The investment value of an artwork is, like money itself, largely artificial and sustained by the beliefs of the people who hold it or wish to hold it. No one can eat art, any more than they can eat money, nor can they grow food on it like they could on land, nor withdraw food from it as they might withdraw fish from the sea. It has no monetary value unless enough people believe it does. Aesthetic value, on the other hand, is almost entirely in the eye of the beholder, though some people may in their appreciation of art be too dependent on the opinions of “experts”. For an extreme case of wishful thinking brought on by peer pressure, look to the Hans Christian Andersen tale “The Emperor’s New Clothes”.
Before the Renaissance, art was for decoration of public spaces and the homes of the rich, and for religious instruction in places of worship since most people were illiterate and did not receive their education from books. The names of very few medieval and ancient artists have come down to us along with their works. That changed with the Renaissance, when artists such as Leonardo, Michelangelo, and Raphael acquired reputations beyond their immediate patrons among the rich and powerful. Note how we have come to know all three by single names, as if they were modern day celebrities. And it was the widening of cultural influence beyond the insularity of any one city-state’s walls during the Renaissance that allowed artists to break out of anonymity.
The international renown of a few popular artists such as Rembrandt was slow to build at first, and their artworks commanded modest prices by today’s standards. It is the international culture of today and the concentration of great wealth among an ever smaller percentage of the population that has enabled the explosion in high prices for the artworks of a relatively small number of well known artists.
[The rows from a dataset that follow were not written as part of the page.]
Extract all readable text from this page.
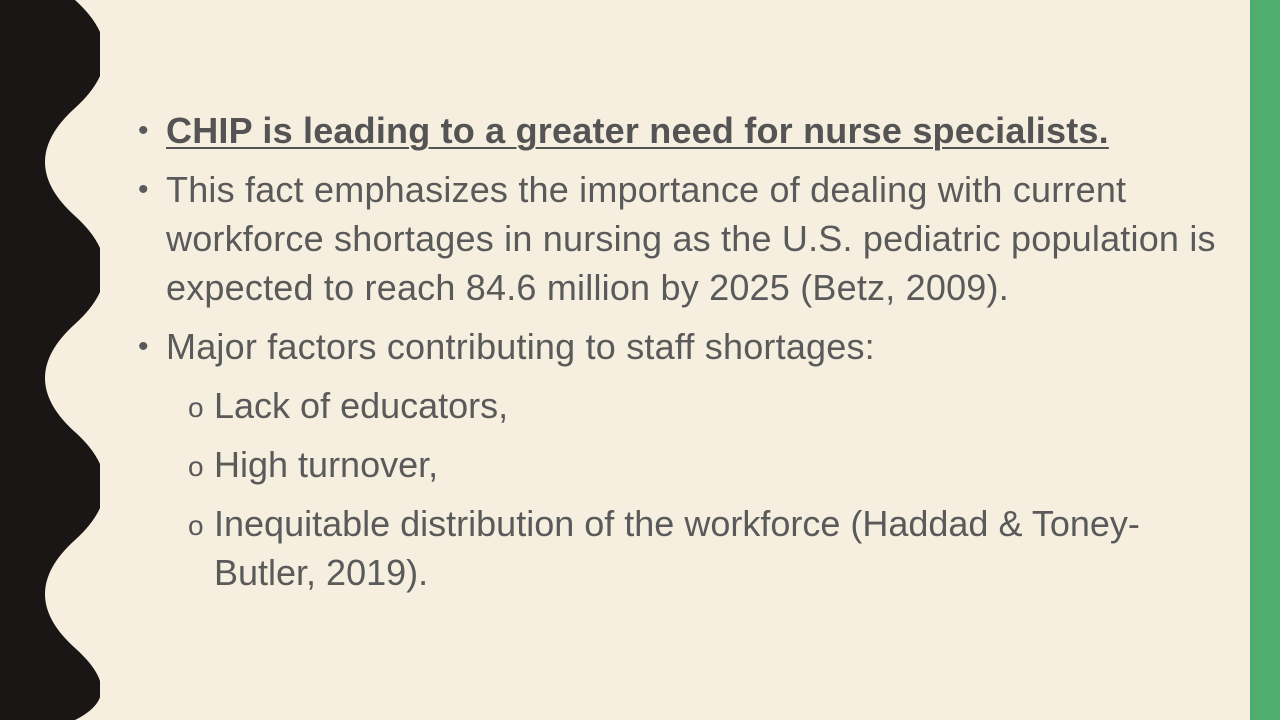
• CHIP is leading to a greater need for nurse specialists.
• This fact emphasizes the importance of dealing with current workforce shortages in nursing as the U.S. pediatric population is expected to reach 84.6 million by 2025 (Betz, 2009).
• Major factors contributing to staff shortages:
o Lack of educators,
o High turnover,
o Inequitable distribution of the workforce (Haddad & Toney-Butler, 2019).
The last great jump in prices was roughly during the Gilded Age around the turn of the twentieth century, when a great concentration of wealth created a new aristocracy of capitalists.
In the 1941 film Citizen Kane, wealthy newspaper publisher and art collector Charles Foster Kane, modeled on tycoon William Randolph Hearst and played by Orson Welles, discusses his changing economic circumstances with his banker Mr. Thatcher, played by George Coulouris, and his longtime assistant Mr. Bernstein, played by Everett Sloane.
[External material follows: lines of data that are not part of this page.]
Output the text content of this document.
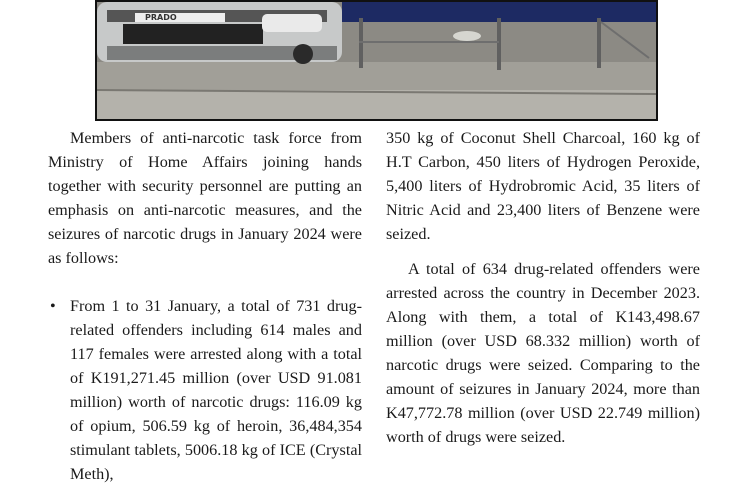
PRADO

Members of anti-narcotic task force from Ministry of Home Affairs joining hands together with security personnel are putting an emphasis on anti-narcotic measures, and the seizures of narcotic drugs in January 2024 were as follows:

• From 1 to 31 January, a total of 731 drug-related offenders including 614 males and 117 females were arrested along with a total of K191,271.45 million (over USD 91.081 million) worth of narcotic drugs: 116.09 kg of opium, 506.59 kg of heroin, 36,484,354 stimulant tablets, 5006.18 kg of ICE (Crystal Meth),

350 kg of Coconut Shell Charcoal, 160 kg of H.T Carbon, 450 liters of Hydrogen Peroxide, 5,400 liters of Hydrobromic Acid, 35 liters of Nitric Acid and 23,400 liters of Benzene were seized.

A total of 634 drug-related offenders were arrested across the country in December 2023. Along with them, a total of K143,498.67 million (over USD 68.332 million) worth of narcotic drugs were seized. Comparing to the amount of seizures in January 2024, more than K47,772.78 million (over USD 22.749 million) worth of drugs were seized.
Now there is another concentration of wealth occurring, this time on a worldwide scale rather than limited to Europe and North America. Nothing has changed, of course: as always, the rich get richer. It’s the scale of wealth accumulation that has changed, and when artworks are selling for hundreds of millions of British pounds or American dollars, a mere million for a painting by anti-establishment artist Banksy is entry level stuff. The rich people sitting on mountains of the wealth of the world would not flinch at shredding a million pounds, and the irony of one artist’s rendering matters not at all to them as long as the artist’s growing fame increases their return on investment.
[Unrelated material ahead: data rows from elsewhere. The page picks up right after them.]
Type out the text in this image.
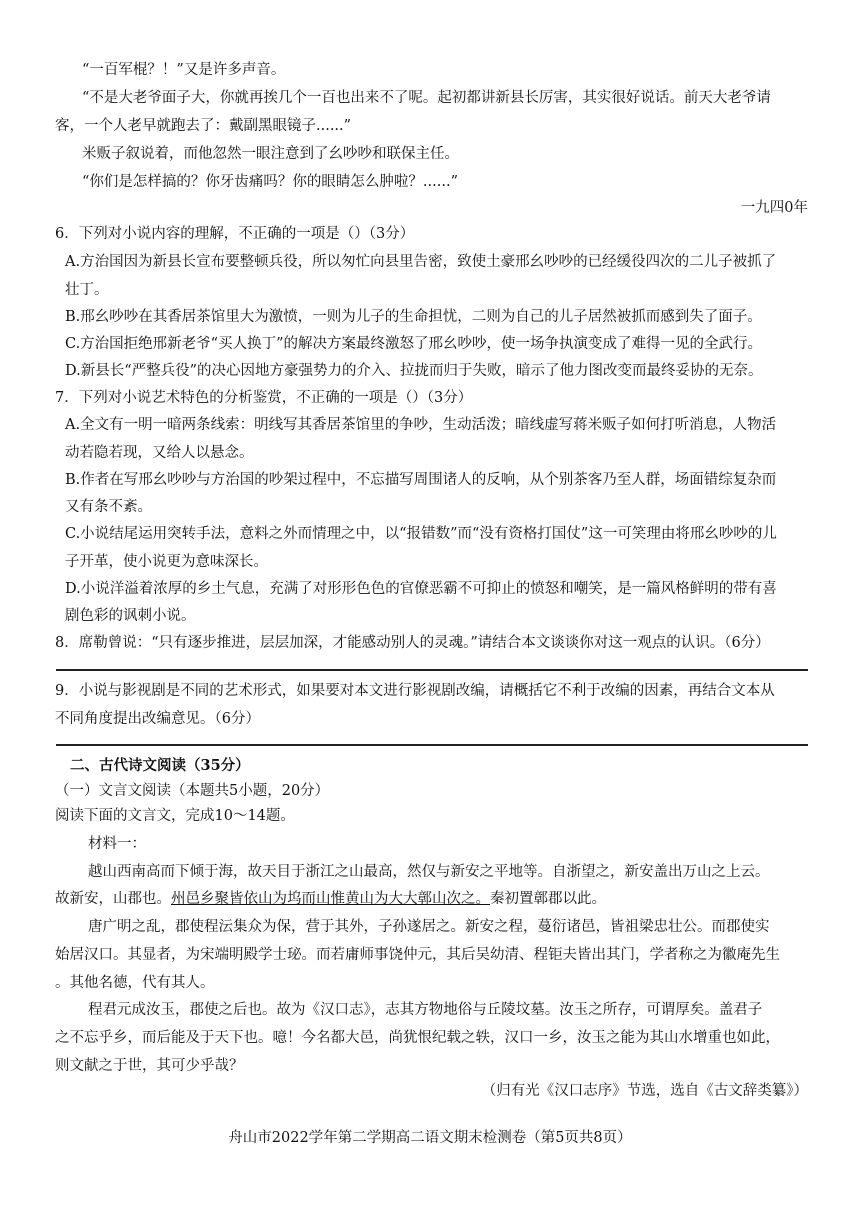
“一百军棍？！”又是许多声音。
“不是大老爷面子大，你就再挨几个一百也出来不了呢。起初都讲新县长厉害，其实很好说话。前天大老爷请
客，一个人老早就跑去了：戴副黑眼镜子......”
米贩子叙说着，而他忽然一眼注意到了幺吵吵和联保主任。
“你们是怎样搞的？你牙齿痛吗？你的眼睛怎么肿啦？......”
一九四0年
6．下列对小说内容的理解，不正确的一项是（）（3分）
A.方治国因为新县长宣布要整顿兵役，所以匆忙向县里告密，致使土豪邢幺吵吵的已经缓役四次的二儿子被抓了
壮丁。
B.邢幺吵吵在其香居茶馆里大为激愤，一则为儿子的生命担忧，二则为自己的儿子居然被抓而感到失了面子。
C.方治国拒绝邢新老爷“买人换丁”的解决方案最终激怒了邢幺吵吵，使一场争执演变成了难得一见的全武行。
D.新县长“严整兵役”的决心因地方豪强势力的介入、拉拢而归于失败，暗示了他力图改变而最终妥协的无奈。
7．下列对小说艺术特色的分析鉴赏，不正确的一项是（）（3分）
A.全文有一明一暗两条线索：明线写其香居茶馆里的争吵，生动活泼；暗线虚写蒋米贩子如何打听消息，人物活
动若隐若现，又给人以悬念。
B.作者在写邢幺吵吵与方治国的吵架过程中，不忘描写周围诸人的反响，从个别茶客乃至人群，场面错综复杂而
又有条不紊。
C.小说结尾运用突转手法，意料之外而情理之中，以“报错数”而“没有资格打国仗”这一可笑理由将邢幺吵吵的儿
子开革，使小说更为意味深长。
D.小说洋溢着浓厚的乡土气息，充满了对形形色色的官僚恶霸不可抑止的愤怒和嘲笑，是一篇风格鲜明的带有喜
剧色彩的讽刺小说。
8．席勒曾说：“只有逐步推进，层层加深，才能感动别人的灵魂。”请结合本文谈谈你对这一观点的认识。（6分）
9．小说与影视剧是不同的艺术形式，如果要对本文进行影视剧改编，请概括它不利于改编的因素，再结合文本从
不同角度提出改编意见。（6分）
二、古代诗文阅读（35分）
（一）文言文阅读（本题共5小题，20分）
阅读下面的文言文，完成10～14题。
材料一：
越山西南高而下倾于海，故天目于浙江之山最高，然仅与新安之平地等。自浙望之，新安盖出万山之上云。
故新安，山郡也。州邑乡聚皆依山为坞而山惟黄山为大大鄣山次之。秦初置鄣郡以此。
唐广明之乱，郡使程沄集众为保，营于其外，子孙遂居之。新安之程，蔓衍诸邑，皆祖梁忠壮公。而郡使实
始居汉口。其显者，为宋端明殿学士珌。而若庸师事饶仲元，其后吴幼清、程钜夫皆出其门，学者称之为徽庵先生
。其他名德，代有其人。
程君元成汝玉，郡使之后也。故为《汉口志》，志其方物地俗与丘陵坟墓。汝玉之所存，可谓厚矣。盖君子
之不忘乎乡，而后能及于天下也。噫！今名都大邑，尚犹恨纪载之轶，汉口一乡，汝玉之能为其山水增重也如此，
则文献之于世，其可少乎哉？
（归有光《汉口志序》节选，选自《古文辞类纂》）
舟山市2022学年第二学期高二语文期末检测卷（第5页共8页）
10/8/2018 Update: Since last Friday, when Banksy’s Girl With Balloon partially shredded after being sold at auction for about £1,000,000, its value has increased by at least 50%, and may have doubled.
With the full moon coming on Monday, September 24, it’s fair to wonder how much influence the moon, the planets, and the stars have on earthly lives and events. This full moon is known as the Harvest Moon for obvious reasons, at least in the Northern Hemisphere where the agricultural harvest begins in September. Linking the moon to telling time is sensible considering that through most of history people did not have or require time pieces accurate to minutes and seconds. That would await the Industrial Revolution. Before then, knowing the months by the phases of the moon and the hours by the daily movements (as it appeared from Earth) of the sun and the stars was good enough.
Where things got fuzzy and slipped from astronomy to astrology was the attribution by some people of powerful influences to the celestial bodies. Those influences went beyond gravity and tides to the extent of determining the character and fate of people. What an extraordinary hypothesis! Until the Renaissance, when Copernicus and Galileo disabused humanity of the notion that the Earth, and specifically its Homosapiens inhabitants, were the center of the universe, people could indulge a belief in astrology and not be out of step with mainstream scientific thought. Now the idea that the moon, the planets, and the stars have any influence on people’s lives beyond the purely physical is magical thinking along the lines of palmistry and Tarot.
A Harvest Moon rises over Washington, D.C., on September 19, 2013. Photo by Bill Ingalls for the National Aeronautics and Space Administration (NASA).
Most people now believe astrology’s rightful place is in the same pages of their daily newspaper as the comics and the crossword puzzle, and certainly not in the science section. The trouble begins when people in authority ascribe credence to magical thinking, and by extension astrology and other pseudo sciences. The determinism of astrology appeals to people with an authoritarian mindset because it restores a kind of certainty to a life that has become, for them, uncertain and therefore frightening.
“Moon Dreams”, performed by Glenn Miller leading the Army Air Force Band in 1944, was written by Miller’s long time pianist Chummy MacGregor, with lyrics by Johnny Mercer.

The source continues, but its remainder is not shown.